Quando attraversò la fascia di meteoriti che separa Marte e Giove, si sentiva già odore di mare. Il ritorno sul pianeta di origine era atteso da tutti i duecentocinquanta miliardi di persone sparse per tutta la galassia, con ansia, era un evento paragonabile allo sbarco lunare del primitivo Armstrong ventimila anni prima.

L’Imbarcazione Stellare Marina si fermò a dieci chilometri dal suolo terrestre. Lo schermo proiettava un enorme distesa d’acqua che nel corso degli anni aveva fagocitato la terra emersa riducendola a poche migliaia di chilometri quadrati.

I computer iniziarono ad elaborare i dati. L’atmosfera presentava notevoli quantità di anidride carbonica, poteva considerarsi ormai irrespirabile per L’homo sapiens sapiens. La temperatura arrivava a picchi di ottanta gradi nella fascia equatoriale e si riduceva a venti, forse trenta, nelle zone artiche. La scarsa vegetazione presentava delle espressioni biologiche innaturali. Piante mai viste si arrampicavano sugli scogli che negli anni precedenti al grande caos climatico che aveva surriscaldato il pianeta, erano parte integrante delle vette più alte della catena Himalaiana.

La navicella atterrò silenziosa in un mondo ridotto al silenzio. Il capitano, dopo aver indossato la tuta protettiva, si apprestava a scendere rincorso da molti sentimenti contrastanti. Sentiva il peso di una missione costata moltissime risorse a tutte le popolazioni della galassia, sentiva un vago senso di rimorso per la scelta che i suoi antenati avevano compiuto migliaia di anni prima a scapito di quel novanta per cento della popolazione che fu costretta a rimanere su un pianeta che stava collassando. Sentiva cose che dall’alto dei suoi due metri e mezzo di altezza non capiva, perché quello che provava, proveniva dal sangue dei suoi avi ormai estinti.

Il capitano scese, la faccia assolutamente scura e priva di fisionomia scrutò insoddisfatta il terreno davanti a sé. I suoi piccoli occhi misero a fuoco un deserto costellato da piante sconosciute che subodoravano una presenza estranea nel loro territorio. Il corpo glabro rifletteva i raggi di un Sole che stava lentamente fagocitando con il suo calore, ciò che milioni di anni prima aveva creato.
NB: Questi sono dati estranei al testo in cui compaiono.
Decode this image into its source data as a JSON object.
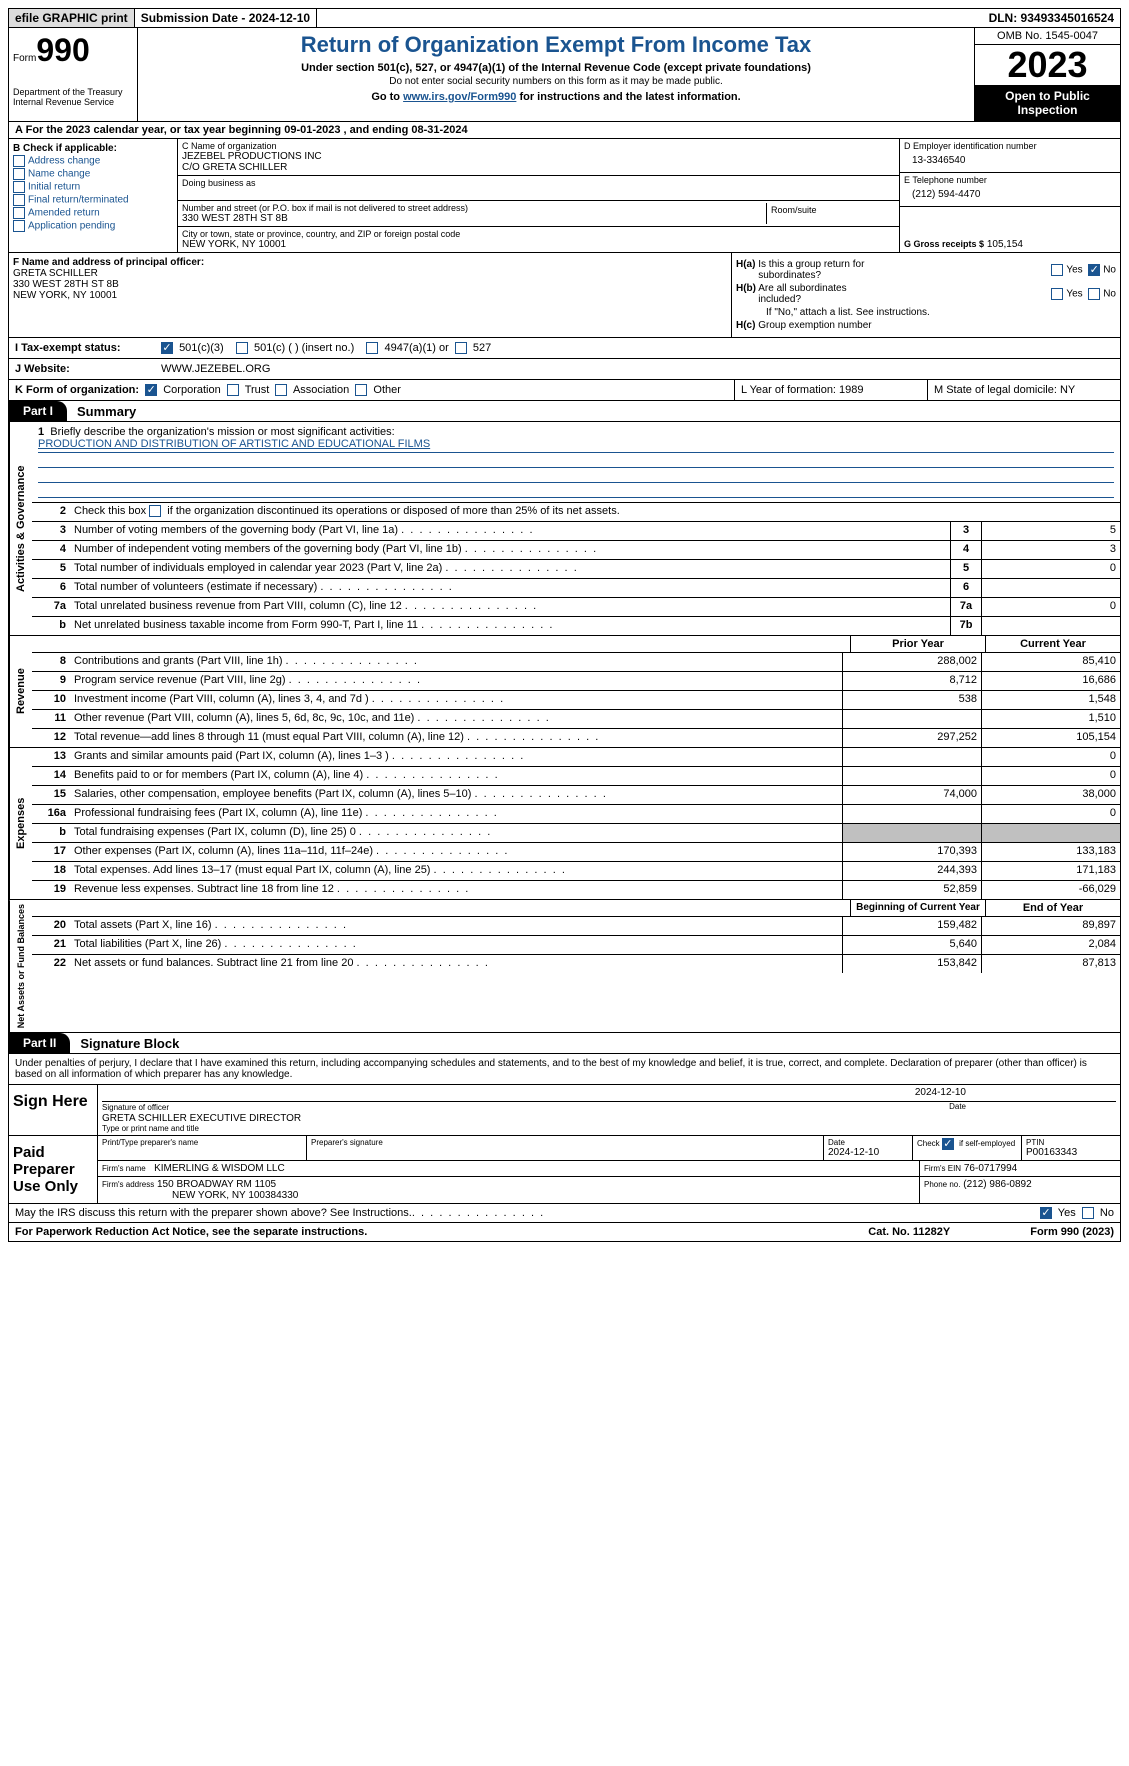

Posò a terra un piccolo marchingegno elettronico dalla forma oblunga. Dalla cavità superiore uscì l’ologramma di una bandiera raffigurante due stelle gemelle di diverso colore che sembravano abbracciarsi con i loro campi gravitazionali. Sulla parte destra della bandiera, in alto, una stella a cinque punte, volutamente artificiosa nel suo disegno, indicava l’origine della loro specie: quel vecchio e ormai morto pianeta chiamato Terra.

L’esile capitano salutò la bandiera con un gesto militare. Diede un ultimo sguardo verso ovest, dove l’orizzonte si perdeva nei riflessi dell’oceano, e un attimo prima di imbarcarsi sulla navicella, dall’oceano emerse uno strano essere dall’aria umanoide. La sua pelle era bianca, squamosa, sotto le braccia due ampie membrane verdognole gocciolavano creando mille piccoli rivoli di acqua. Teneva la testa ben eretta, i piedi palmati artigliavano saldamente una roccia scivolosa ricoperta di muco biancastro. Il capitano lo osservò attentamente, lo riconobbe. I due si studiarono senza muoversi minimamente. Rimasero a fissarsi a lungo, finché il capitano, premendo un piccolo sensore posto sulla fibbia della sua cintura, attivò il raggio trasportatore che lo ricondusse a bordo della navicella.

Il pianeta Terra e’ privo di forme organiche intelligenti, presenta condizioni climatiche e atmosferiche inadeguate ad ogni forma di vita pluricellulare. Missione fallita.